おひとり様なんて慣れたものだったのに、周りのカップルや家族に引け目を感じてしまう。

最悪だ。
だからずっと一人がいいのだ。
ずっと一人ならそれが当たり前になって気にしないでいられる。
でも、二人の時期がほんの少しあるだけで、あっという間に順応し、一人になった途端に孤独を感じる。

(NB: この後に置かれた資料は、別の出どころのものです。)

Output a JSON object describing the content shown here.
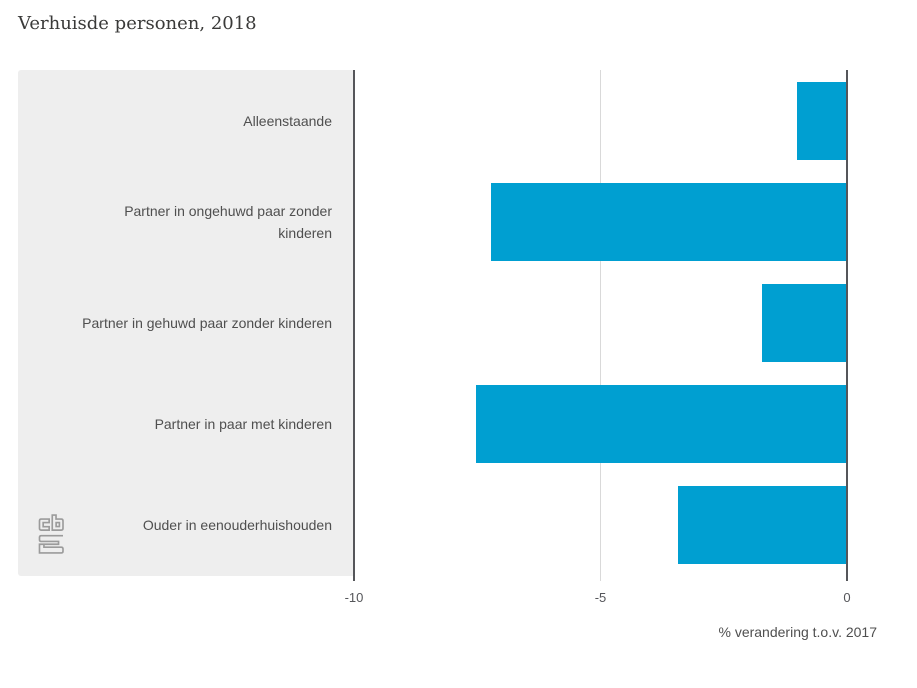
{
  "chart_data": {
    "type": "bar",
    "orientation": "horizontal",
    "title": "Verhuisde personen, 2018",
    "xlabel": "% verandering t.o.v. 2017",
    "categories": [
      "Alleenstaande",
      "Partner in ongehuwd paar zonder kinderen",
      "Partner in gehuwd paar zonder kinderen",
      "Partner in paar met kinderen",
      "Ouder in eenouderhuishouden"
    ],
    "values": [
      -1.0,
      -7.2,
      -1.7,
      -7.5,
      -3.4
    ],
    "xlim": [
      -10,
      0
    ],
    "xticks": [
      -10,
      -5,
      0
    ],
    "xtick_labels": [
      "-10",
      "-5",
      "0"
    ],
    "grid": "vertical gridline at -5, dark axis lines at -10 and 0",
    "legend": "none"
  },
  "branding": {
    "logo": "cbs-logo"
  },
  "colors": {
    "bar": "#009fd1",
    "panel_background": "#eeeeee",
    "axis_dark": "#55565a",
    "grid_light": "#d9d9d9",
    "title_text": "#3a3a39",
    "label_text": "#4f4f4f",
    "tick_text": "#55565a",
    "logo_gray": "#9b9b9b"
  }
}
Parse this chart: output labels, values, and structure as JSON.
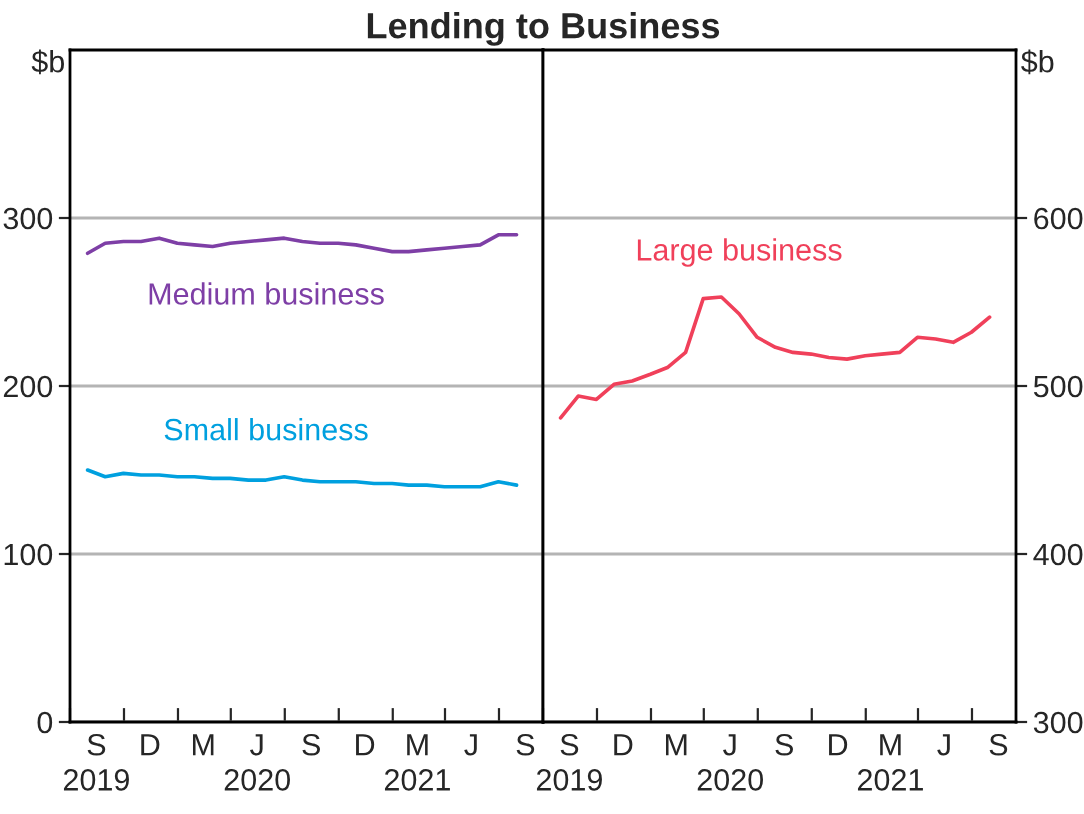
{
  "chart_data": [
    {
      "type": "line",
      "title": "Lending to Business",
      "ylabel": "$b",
      "x": [
        "2019-08-31",
        "2019-09-30",
        "2019-10-31",
        "2019-11-30",
        "2019-12-31",
        "2020-01-31",
        "2020-02-29",
        "2020-03-31",
        "2020-04-30",
        "2020-05-31",
        "2020-06-30",
        "2020-07-31",
        "2020-08-31",
        "2020-09-30",
        "2020-10-31",
        "2020-11-30",
        "2020-12-31",
        "2021-01-31",
        "2021-02-28",
        "2021-03-31",
        "2021-04-30",
        "2021-05-31",
        "2021-06-30",
        "2021-07-31",
        "2021-08-31"
      ],
      "series": [
        {
          "name": "Medium business",
          "color": "#7e3fa6",
          "values": [
            279,
            285,
            286,
            286,
            288,
            285,
            284,
            283,
            285,
            286,
            287,
            288,
            286,
            285,
            285,
            284,
            282,
            280,
            280,
            281,
            282,
            283,
            284,
            290,
            290
          ]
        },
        {
          "name": "Small business",
          "color": "#00a0df",
          "values": [
            150,
            146,
            148,
            147,
            147,
            146,
            146,
            145,
            145,
            144,
            144,
            146,
            144,
            143,
            143,
            143,
            142,
            142,
            141,
            141,
            140,
            140,
            140,
            143,
            141
          ]
        }
      ],
      "xlim": [
        "2019-08-01",
        "2021-10-15"
      ],
      "xticks": [
        {
          "value": "2019-08-01",
          "label": null
        },
        {
          "value": "2019-11-01",
          "label": null
        },
        {
          "value": "2020-02-01",
          "label": null
        },
        {
          "value": "2020-05-01",
          "label": null
        },
        {
          "value": "2020-08-01",
          "label": null
        },
        {
          "value": "2020-11-01",
          "label": null
        },
        {
          "value": "2021-02-01",
          "label": null
        },
        {
          "value": "2021-05-01",
          "label": null
        },
        {
          "value": "2021-08-01",
          "label": null
        },
        {
          "value": "2019-09-15",
          "label": "S\n2019"
        },
        {
          "value": "2019-12-15",
          "label": "D"
        },
        {
          "value": "2020-03-15",
          "label": "M"
        },
        {
          "value": "2020-06-15",
          "label": "J\n2020"
        },
        {
          "value": "2020-09-15",
          "label": "S"
        },
        {
          "value": "2020-12-15",
          "label": "D"
        },
        {
          "value": "2021-03-15",
          "label": "M\n2021"
        },
        {
          "value": "2021-06-15",
          "label": "J"
        },
        {
          "value": "2021-09-15",
          "label": "S"
        }
      ],
      "ylim": [
        0,
        400
      ],
      "yticks": [
        0,
        100,
        200,
        300
      ],
      "grid": "y",
      "legend": false
    },
    {
      "type": "line",
      "ylabel": "$b",
      "x": [
        "2019-08-31",
        "2019-09-30",
        "2019-10-31",
        "2019-11-30",
        "2019-12-31",
        "2020-01-31",
        "2020-02-29",
        "2020-03-31",
        "2020-04-30",
        "2020-05-31",
        "2020-06-30",
        "2020-07-31",
        "2020-08-31",
        "2020-09-30",
        "2020-10-31",
        "2020-11-30",
        "2020-12-31",
        "2021-01-31",
        "2021-02-28",
        "2021-03-31",
        "2021-04-30",
        "2021-05-31",
        "2021-06-30",
        "2021-07-31",
        "2021-08-31"
      ],
      "series": [
        {
          "name": "Large business",
          "color": "#f0405a",
          "values": [
            481,
            494,
            492,
            501,
            503,
            507,
            511,
            520,
            552,
            553,
            543,
            529,
            523,
            520,
            519,
            517,
            516,
            518,
            519,
            520,
            529,
            528,
            526,
            532,
            541
          ]
        }
      ],
      "xlim": [
        "2019-08-01",
        "2021-10-15"
      ],
      "xticks": [
        {
          "value": "2019-08-01",
          "label": null
        },
        {
          "value": "2019-11-01",
          "label": null
        },
        {
          "value": "2020-02-01",
          "label": null
        },
        {
          "value": "2020-05-01",
          "label": null
        },
        {
          "value": "2020-08-01",
          "label": null
        },
        {
          "value": "2020-11-01",
          "label": null
        },
        {
          "value": "2021-02-01",
          "label": null
        },
        {
          "value": "2021-05-01",
          "label": null
        },
        {
          "value": "2021-08-01",
          "label": null
        },
        {
          "value": "2019-09-15",
          "label": "S\n2019"
        },
        {
          "value": "2019-12-15",
          "label": "D"
        },
        {
          "value": "2020-03-15",
          "label": "M"
        },
        {
          "value": "2020-06-15",
          "label": "J\n2020"
        },
        {
          "value": "2020-09-15",
          "label": "S"
        },
        {
          "value": "2020-12-15",
          "label": "D"
        },
        {
          "value": "2021-03-15",
          "label": "M\n2021"
        },
        {
          "value": "2021-06-15",
          "label": "J"
        },
        {
          "value": "2021-09-15",
          "label": "S"
        }
      ],
      "ylim": [
        300,
        700
      ],
      "yticks": [
        300,
        400,
        500,
        600
      ],
      "grid": "y",
      "legend": false
    }
  ]
}
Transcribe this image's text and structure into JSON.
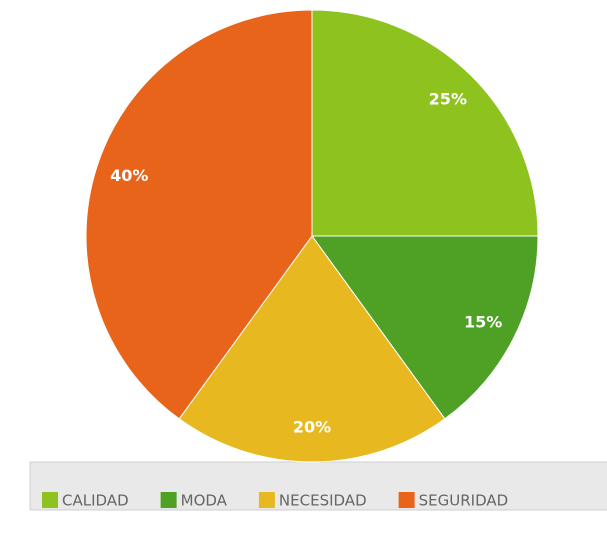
{
  "chart_data": {
    "type": "pie",
    "categories": [
      "CALIDAD",
      "MODA",
      "NECESIDAD",
      "SEGURIDAD"
    ],
    "values": [
      25,
      15,
      20,
      40
    ],
    "value_labels": [
      "25%",
      "15%",
      "20%",
      "40%"
    ],
    "colors": [
      "#8dc21f",
      "#4fa125",
      "#e8b820",
      "#e8641a"
    ],
    "legend": "bottom"
  }
}
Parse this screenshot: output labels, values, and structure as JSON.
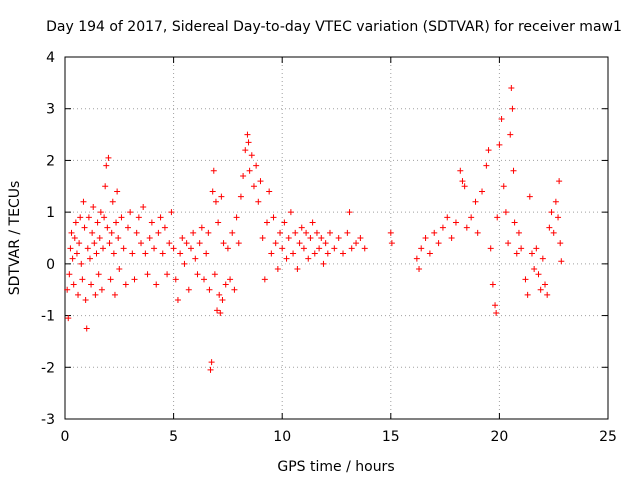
{
  "chart_data": {
    "type": "scatter",
    "title": "Day 194 of 2017, Sidereal Day-to-day VTEC variation (SDTVAR) for receiver maw1",
    "xlabel": "GPS time / hours",
    "ylabel": "SDTVAR / TECUs",
    "xlim": [
      0,
      25
    ],
    "ylim": [
      -3,
      4
    ],
    "xticks": [
      0,
      5,
      10,
      15,
      20,
      25
    ],
    "yticks": [
      -3,
      -2,
      -1,
      0,
      1,
      2,
      3,
      4
    ],
    "grid": true,
    "marker": "+",
    "color": "#ff0000",
    "series": [
      {
        "name": "SDTVAR",
        "points": [
          [
            0.1,
            -0.5
          ],
          [
            0.15,
            -1.05
          ],
          [
            0.2,
            -0.2
          ],
          [
            0.25,
            0.3
          ],
          [
            0.3,
            0.6
          ],
          [
            0.35,
            0.1
          ],
          [
            0.4,
            -0.4
          ],
          [
            0.45,
            0.5
          ],
          [
            0.5,
            0.8
          ],
          [
            0.55,
            0.2
          ],
          [
            0.6,
            -0.6
          ],
          [
            0.65,
            0.4
          ],
          [
            0.7,
            0.9
          ],
          [
            0.75,
            0.0
          ],
          [
            0.8,
            -0.3
          ],
          [
            0.85,
            1.2
          ],
          [
            0.9,
            0.7
          ],
          [
            0.95,
            -0.7
          ],
          [
            1.0,
            -1.25
          ],
          [
            1.05,
            0.3
          ],
          [
            1.1,
            0.9
          ],
          [
            1.15,
            0.1
          ],
          [
            1.2,
            -0.4
          ],
          [
            1.25,
            0.6
          ],
          [
            1.3,
            1.1
          ],
          [
            1.35,
            0.4
          ],
          [
            1.4,
            -0.6
          ],
          [
            1.45,
            0.2
          ],
          [
            1.5,
            0.8
          ],
          [
            1.55,
            -0.2
          ],
          [
            1.6,
            0.5
          ],
          [
            1.65,
            1.0
          ],
          [
            1.7,
            -0.5
          ],
          [
            1.75,
            0.3
          ],
          [
            1.8,
            0.9
          ],
          [
            1.85,
            1.5
          ],
          [
            1.9,
            1.9
          ],
          [
            1.95,
            0.7
          ],
          [
            2.0,
            2.05
          ],
          [
            2.05,
            0.4
          ],
          [
            2.1,
            -0.3
          ],
          [
            2.15,
            0.6
          ],
          [
            2.2,
            1.2
          ],
          [
            2.25,
            0.2
          ],
          [
            2.3,
            -0.6
          ],
          [
            2.35,
            0.8
          ],
          [
            2.4,
            1.4
          ],
          [
            2.45,
            0.5
          ],
          [
            2.5,
            -0.1
          ],
          [
            2.6,
            0.9
          ],
          [
            2.7,
            0.3
          ],
          [
            2.8,
            -0.4
          ],
          [
            2.9,
            0.7
          ],
          [
            3.0,
            1.0
          ],
          [
            3.1,
            0.2
          ],
          [
            3.2,
            -0.3
          ],
          [
            3.3,
            0.6
          ],
          [
            3.4,
            0.9
          ],
          [
            3.5,
            0.4
          ],
          [
            3.6,
            1.1
          ],
          [
            3.7,
            0.2
          ],
          [
            3.8,
            -0.2
          ],
          [
            3.9,
            0.5
          ],
          [
            4.0,
            0.8
          ],
          [
            4.1,
            0.3
          ],
          [
            4.2,
            -0.4
          ],
          [
            4.3,
            0.6
          ],
          [
            4.4,
            0.9
          ],
          [
            4.5,
            0.2
          ],
          [
            4.6,
            0.7
          ],
          [
            4.7,
            -0.2
          ],
          [
            4.8,
            0.4
          ],
          [
            4.9,
            1.0
          ],
          [
            5.0,
            0.3
          ],
          [
            5.1,
            -0.3
          ],
          [
            5.2,
            -0.7
          ],
          [
            5.3,
            0.2
          ],
          [
            5.4,
            0.5
          ],
          [
            5.5,
            0.0
          ],
          [
            5.6,
            0.4
          ],
          [
            5.7,
            -0.5
          ],
          [
            5.8,
            0.3
          ],
          [
            5.9,
            0.6
          ],
          [
            6.0,
            0.1
          ],
          [
            6.1,
            -0.2
          ],
          [
            6.2,
            0.4
          ],
          [
            6.3,
            0.7
          ],
          [
            6.4,
            -0.3
          ],
          [
            6.5,
            0.2
          ],
          [
            6.6,
            0.6
          ],
          [
            6.65,
            -0.5
          ],
          [
            6.7,
            -2.05
          ],
          [
            6.75,
            -1.9
          ],
          [
            6.8,
            1.4
          ],
          [
            6.85,
            1.8
          ],
          [
            6.9,
            -0.2
          ],
          [
            6.95,
            1.2
          ],
          [
            7.0,
            -0.9
          ],
          [
            7.05,
            0.8
          ],
          [
            7.1,
            -0.6
          ],
          [
            7.15,
            -0.95
          ],
          [
            7.2,
            1.3
          ],
          [
            7.25,
            -0.7
          ],
          [
            7.3,
            0.4
          ],
          [
            7.4,
            -0.4
          ],
          [
            7.5,
            0.3
          ],
          [
            7.6,
            -0.3
          ],
          [
            7.7,
            0.6
          ],
          [
            7.8,
            -0.5
          ],
          [
            7.9,
            0.9
          ],
          [
            8.0,
            0.4
          ],
          [
            8.1,
            1.3
          ],
          [
            8.2,
            1.7
          ],
          [
            8.3,
            2.2
          ],
          [
            8.4,
            2.5
          ],
          [
            8.45,
            2.35
          ],
          [
            8.5,
            1.8
          ],
          [
            8.6,
            2.1
          ],
          [
            8.7,
            1.5
          ],
          [
            8.8,
            1.9
          ],
          [
            8.9,
            1.2
          ],
          [
            9.0,
            1.6
          ],
          [
            9.1,
            0.5
          ],
          [
            9.2,
            -0.3
          ],
          [
            9.3,
            0.8
          ],
          [
            9.4,
            1.4
          ],
          [
            9.5,
            0.2
          ],
          [
            9.6,
            0.9
          ],
          [
            9.7,
            0.4
          ],
          [
            9.8,
            -0.1
          ],
          [
            9.9,
            0.6
          ],
          [
            10.0,
            0.3
          ],
          [
            10.1,
            0.8
          ],
          [
            10.2,
            0.1
          ],
          [
            10.3,
            0.5
          ],
          [
            10.4,
            1.0
          ],
          [
            10.5,
            0.2
          ],
          [
            10.6,
            0.6
          ],
          [
            10.7,
            -0.1
          ],
          [
            10.8,
            0.4
          ],
          [
            10.9,
            0.7
          ],
          [
            11.0,
            0.3
          ],
          [
            11.1,
            0.6
          ],
          [
            11.2,
            0.1
          ],
          [
            11.3,
            0.5
          ],
          [
            11.4,
            0.8
          ],
          [
            11.5,
            0.2
          ],
          [
            11.6,
            0.6
          ],
          [
            11.7,
            0.3
          ],
          [
            11.8,
            0.5
          ],
          [
            11.9,
            0.0
          ],
          [
            12.0,
            0.4
          ],
          [
            12.1,
            0.2
          ],
          [
            12.2,
            0.6
          ],
          [
            12.4,
            0.3
          ],
          [
            12.6,
            0.5
          ],
          [
            12.8,
            0.2
          ],
          [
            13.0,
            0.6
          ],
          [
            13.1,
            1.0
          ],
          [
            13.2,
            0.3
          ],
          [
            13.4,
            0.4
          ],
          [
            13.6,
            0.5
          ],
          [
            13.8,
            0.3
          ],
          [
            15.0,
            0.6
          ],
          [
            15.05,
            0.4
          ],
          [
            16.2,
            0.1
          ],
          [
            16.3,
            -0.1
          ],
          [
            16.4,
            0.3
          ],
          [
            16.6,
            0.5
          ],
          [
            16.8,
            0.2
          ],
          [
            17.0,
            0.6
          ],
          [
            17.2,
            0.4
          ],
          [
            17.4,
            0.7
          ],
          [
            17.6,
            0.9
          ],
          [
            17.8,
            0.5
          ],
          [
            18.0,
            0.8
          ],
          [
            18.2,
            1.8
          ],
          [
            18.3,
            1.6
          ],
          [
            18.4,
            1.5
          ],
          [
            18.5,
            0.7
          ],
          [
            18.7,
            0.9
          ],
          [
            18.9,
            1.2
          ],
          [
            19.0,
            0.6
          ],
          [
            19.2,
            1.4
          ],
          [
            19.4,
            1.9
          ],
          [
            19.5,
            2.2
          ],
          [
            19.6,
            0.3
          ],
          [
            19.7,
            -0.4
          ],
          [
            19.8,
            -0.8
          ],
          [
            19.85,
            -0.95
          ],
          [
            19.9,
            0.9
          ],
          [
            20.0,
            2.3
          ],
          [
            20.1,
            2.8
          ],
          [
            20.2,
            1.5
          ],
          [
            20.3,
            1.0
          ],
          [
            20.4,
            0.4
          ],
          [
            20.5,
            2.5
          ],
          [
            20.55,
            3.4
          ],
          [
            20.6,
            3.0
          ],
          [
            20.65,
            1.8
          ],
          [
            20.7,
            0.8
          ],
          [
            20.8,
            0.2
          ],
          [
            20.9,
            0.6
          ],
          [
            21.0,
            0.3
          ],
          [
            21.2,
            -0.3
          ],
          [
            21.3,
            -0.6
          ],
          [
            21.4,
            1.3
          ],
          [
            21.5,
            0.2
          ],
          [
            21.6,
            -0.1
          ],
          [
            21.7,
            0.3
          ],
          [
            21.8,
            -0.2
          ],
          [
            21.9,
            -0.5
          ],
          [
            22.0,
            0.1
          ],
          [
            22.1,
            -0.4
          ],
          [
            22.2,
            -0.6
          ],
          [
            22.3,
            0.7
          ],
          [
            22.4,
            1.0
          ],
          [
            22.5,
            0.6
          ],
          [
            22.6,
            1.2
          ],
          [
            22.7,
            0.9
          ],
          [
            22.75,
            1.6
          ],
          [
            22.8,
            0.4
          ],
          [
            22.85,
            0.05
          ]
        ]
      }
    ]
  }
}
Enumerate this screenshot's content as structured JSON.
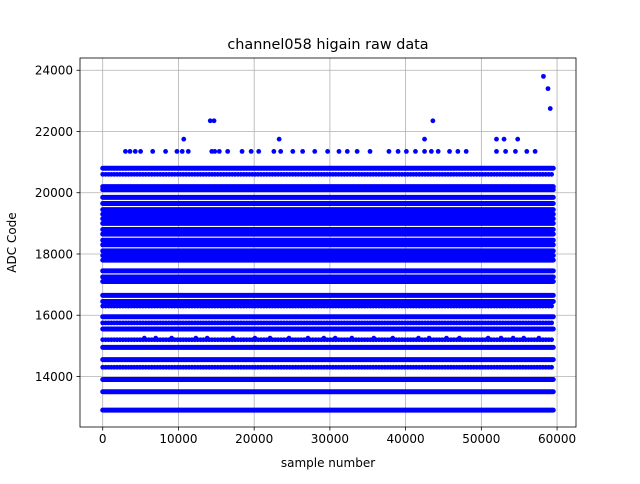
{
  "chart_data": {
    "type": "scatter",
    "title": "channel058 higain raw data",
    "xlabel": "sample number",
    "ylabel": "ADC Code",
    "xlim": [
      -3000,
      62500
    ],
    "ylim": [
      12350,
      24400
    ],
    "grid": true,
    "x_ticks": [
      0,
      10000,
      20000,
      30000,
      40000,
      50000,
      60000
    ],
    "x_tick_labels": [
      "0",
      "10000",
      "20000",
      "30000",
      "40000",
      "50000",
      "60000"
    ],
    "y_ticks": [
      14000,
      16000,
      18000,
      20000,
      22000,
      24000
    ],
    "y_tick_labels": [
      "14000",
      "16000",
      "18000",
      "20000",
      "22000",
      "24000"
    ],
    "marker_color": "#0000ff",
    "sample_range": [
      0,
      59500
    ],
    "dense_levels": [
      12900,
      13500,
      13900,
      14550,
      14950,
      15550,
      15950,
      16450,
      16650,
      17100,
      17250,
      17450,
      17800,
      17950,
      18100,
      18300,
      18450,
      18650,
      18800,
      19000,
      19150,
      19300,
      19450,
      19650,
      19850,
      20100,
      20200,
      20800
    ],
    "medium_levels": [
      14300,
      15200,
      15750,
      16300,
      20600
    ],
    "sparse_points": {
      "x": [
        3000,
        3600,
        4300,
        5000,
        6600,
        8300,
        9800,
        10500,
        11300,
        14400,
        14800,
        15400,
        16500,
        18400,
        19600,
        20600,
        22600,
        23500,
        25100,
        26400,
        28000,
        29700,
        31200,
        32300,
        33600,
        35300,
        37800,
        39000,
        40100,
        41300,
        42500,
        43400,
        44300,
        45800,
        46900,
        48000,
        52000,
        53200,
        54500,
        56000,
        57100,
        5500,
        7000,
        9100,
        12300,
        13800,
        17200,
        20100,
        22100,
        24600,
        27100,
        29200,
        30700,
        32900,
        35800,
        38300,
        41700,
        43100,
        45400,
        47100,
        50900,
        52600,
        54200,
        55600,
        57600
      ],
      "y": [
        21350,
        21350,
        21350,
        21350,
        21350,
        21350,
        21350,
        21350,
        21350,
        21350,
        21350,
        21350,
        21350,
        21350,
        21350,
        21350,
        21350,
        21350,
        21350,
        21350,
        21350,
        21350,
        21350,
        21350,
        21350,
        21350,
        21350,
        21350,
        21350,
        21350,
        21350,
        21350,
        21350,
        21350,
        21350,
        21350,
        21350,
        21350,
        21350,
        21350,
        21350,
        15250,
        15250,
        15250,
        15250,
        15250,
        15250,
        15250,
        15250,
        15250,
        15250,
        15250,
        15250,
        15250,
        15250,
        15250,
        15250,
        15250,
        15250,
        15250,
        15250,
        15250,
        15250,
        15250,
        15250
      ]
    },
    "outliers": {
      "x": [
        10700,
        14200,
        14700,
        23300,
        42500,
        43600,
        52000,
        53000,
        54800,
        58200,
        58800,
        59100
      ],
      "y": [
        21750,
        22350,
        22350,
        21750,
        21750,
        22350,
        21750,
        21750,
        21750,
        23800,
        23400,
        22750
      ]
    }
  }
}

誘われても、もう一緒になんて観てあげない、と思いながらもいつものように八重樫君が待っていたら仕方ないなと大人ぶって観るんだろうなと思ってしまう。

母性本能とはある意味病なのかもしれない。
懐かれて、私が何かしてあげなきゃと思い、子の巣立ちを寂しく思う。
これはまさしく母性本能。
私は母性本能症候群だ!

そんなことを思いながら八重樫君のいない映画館のロビーを通る。

「遅くなった! ごめん」

男の声がして振り返る。明らかに声が違うと分かっていてもその中に八重樫君の声を見出してしまうという重症度だ。

映画もあまり集中できずに楽しめなかった。
最近の八重樫君はとても疲れているようで、目にクマなんか作ってきている。
真っ赤なリップを塗った女性社員が代わる代わる世話を焼き、私の出る番なんてない。

映画館を出ると雨が降っていた。小雨なのでそのまま歩く。
海外映画の影響を受け、小雨程度なら傘をささない方がかっこいいと思ってしまう。

語る人もいないので、そのまま電車に乗り、最寄駅で降りた。
雨は土砂降りに変わり傘を求めた人が多かったのかコンビニの傘は売り切れていた。

会社に行くときのバッグには折りたたみ傘が入っているが、おしゃれを追い求めたこの小さなバッグにはそんなものはある隙すら無い。

仕方なくそのまま歩くことにした。
映画のワンシーンのように街頭に照らされながら夜道を歩く。

家に着く頃には服から洪水のように水が滴り落ちていた。

すぐにお風呂に入ったが冷え切った体は中々暖まらなかった。

30を超えての無謀な行いは禁物だ。
翌日私はものの見事に熱を出した。
そして、10代の頃は寝てれば治ったのに、30を超えると寝ているだけでは治らない。

翌日仕事を休み病院に行って処方箋をもらった。
1日でも早く治さなければ会社の人に迷惑をかけてしまう。
家に帰り、レトルトのお粥を温めて食べて薬を飲んで寝ていたら、チャイムが鳴った。

ネットの勧誘か何かだろうと無視をしていたら何度も何度もチャイムが鳴った。

ああ、もううるさいな!

布団をがぶり丸々とスマホが鳴った。

今度は何? と思うと、スマホ画面に知らない番号が通知されている。

恐る恐る電話に出ると聞き慣れた声がした。